Australia's sevens final victory over the Black Ferns today is their third success over old rivals New Zealand at the Rio Olympics in the first four days of competition.
And if Australia's eventing team, led by Christopher Burton, hold their positions through the showjumping round early tomorrow it will become 4-0.
What's to be done about this?
Toppling the green and golds is a relatively minor part of New Zealand's ambitions in Rio, but it does matter to those back home.
The sevens defeat, 24-17, hurt. It is after all rugby, sort of - despite what those proponents insist is a specifically different game - and it counts in this land, but there could be no complaints that the better team had won.
Back track to the first day of competition in Rio when world No 1 Australia got their men's hockey campaign under way with a 2-1 win over the Black Sticks.
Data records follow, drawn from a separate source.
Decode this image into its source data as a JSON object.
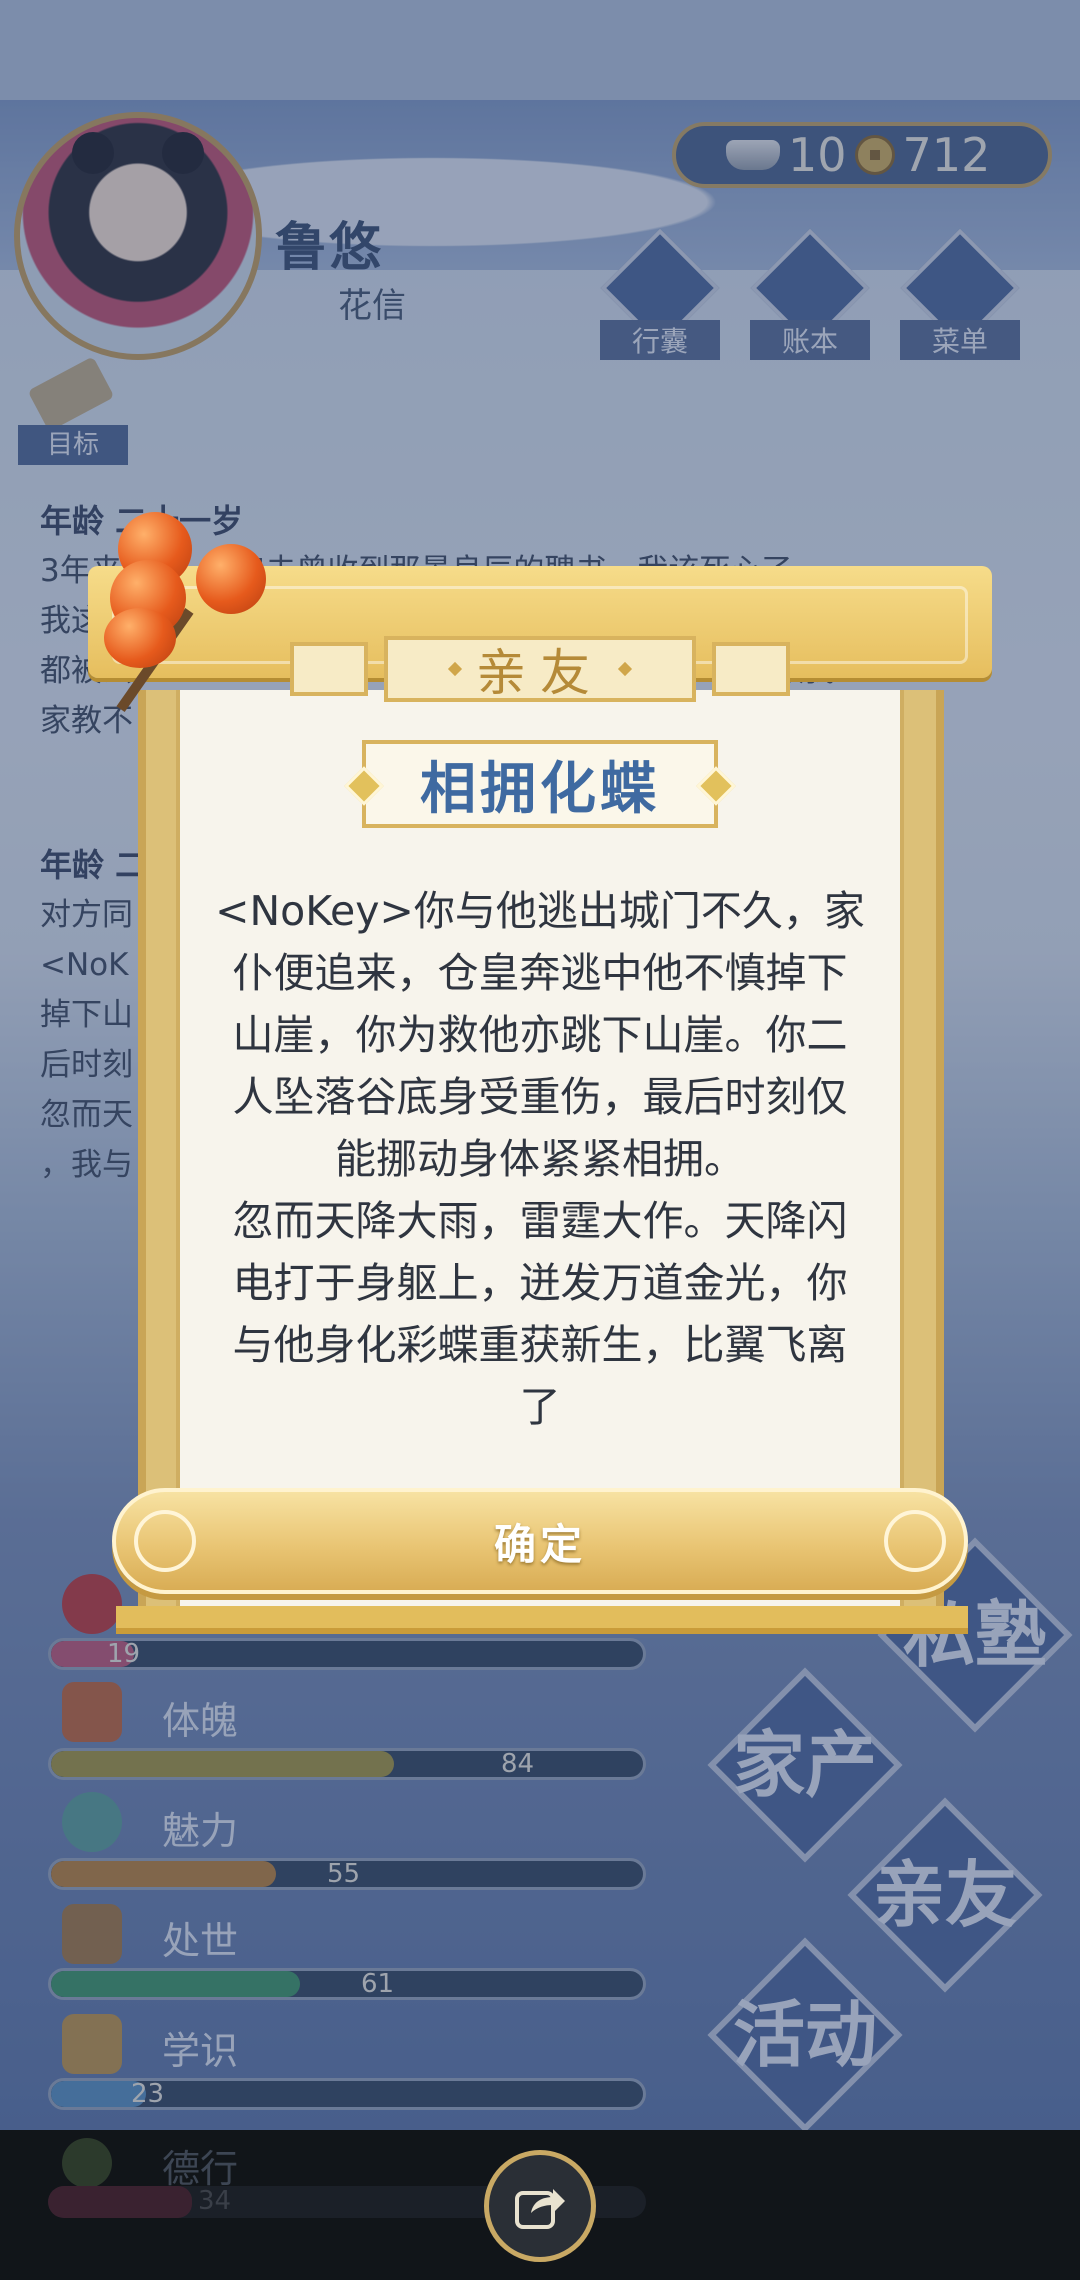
{
  "header": {
    "player_name": "鲁悠",
    "player_role": "花信",
    "goal_label": "目标",
    "currency": {
      "silver": "10",
      "coins": "712"
    },
    "buttons": [
      {
        "label": "行囊",
        "icon": "bag-icon"
      },
      {
        "label": "账本",
        "icon": "ledger-icon"
      },
      {
        "label": "菜单",
        "icon": "menu-icon"
      }
    ]
  },
  "bio": {
    "entry1_age": "年龄 二十一岁",
    "entry1_text": "3年来 …… 爹娘未曾收到那景良辰的聘书，我该死心了\n我这 …………………………………………………… 脸面\n都被丢 …………………………………………………… 赖我\n家教不",
    "entry2_age": "年龄 二",
    "entry2_text": "对方同\n<NoK …………………………………………………… 他不慎\n掉下山 …………………………………………………… ，最\n后时刻\n忽而天 …………………………………………………… 金光\n，我与"
  },
  "stats": [
    {
      "label": "",
      "value": "19",
      "icon": "flower-icon",
      "color": "#c75a78"
    },
    {
      "label": "体魄",
      "value": "84",
      "icon": "hydrant-icon",
      "color": "#a99a3e"
    },
    {
      "label": "魅力",
      "value": "55",
      "icon": "mirror-icon",
      "color": "#c0853a"
    },
    {
      "label": "处世",
      "value": "61",
      "icon": "hands-icon",
      "color": "#3f9a66"
    },
    {
      "label": "学识",
      "value": "23",
      "icon": "books-icon",
      "color": "#5a93c2"
    },
    {
      "label": "德行",
      "value": "34",
      "icon": "virtue-icon",
      "color": "#b05a7a"
    }
  ],
  "side_menu": [
    "私塾",
    "家产",
    "亲友",
    "活动"
  ],
  "dialog": {
    "title": "亲友",
    "subtitle": "相拥化蝶",
    "story": "<NoKey>你与他逃出城门不久，家\n仆便追来，仓皇奔逃中他不慎掉下\n山崖，你为救他亦跳下山崖。你二\n人坠落谷底身受重伤，最后时刻仅\n能挪动身体紧紧相拥。\n忽而天降大雨，雷霆大作。天降闪\n电打于身躯上，迸发万道金光，你\n与他身化彩蝶重获新生，比翼飞离\n了",
    "confirm_label": "确定"
  }
}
Not a surprise in itself, given that New Zealand are ranked eight, but still a game in which the Black Sticks were seriously competitive and might argue they could have got a share of the points.
Then there was Natalie Rooney's silver medal in the enthralling women's trap shooting event.
Who beat her in the final? None other than another Aussie, Catherine Skinner.
Rooney's was a terrific performance and she could have nailed the gold after taking an early advantage, only to falter midway through her round as Skinner came home on a wet sail.
If Australia hold on in the eventing, those with a conspiratorial bent will start reading plenty into their tea leaves.
The sevens women and Rooney have given New Zealand two silvers to give them a foothold on the medal table.
Curious that they are silvers when you look at the New Zealand numbers from past Games.
It has been the poorest medal return for New Zealand.
Compared to 43 golds and 41 bronze medals, the sevens women scored just New Zealand's 21st silver.
It's a strange thing; then again, athletes strive for gold; they get silver if they can't have gold. No one tries to compete primarily for silver.
New Zealand's best silver return was the four at Barcelona in 1992.
Best keep a watch on the transtasman rivalry throughout Rio.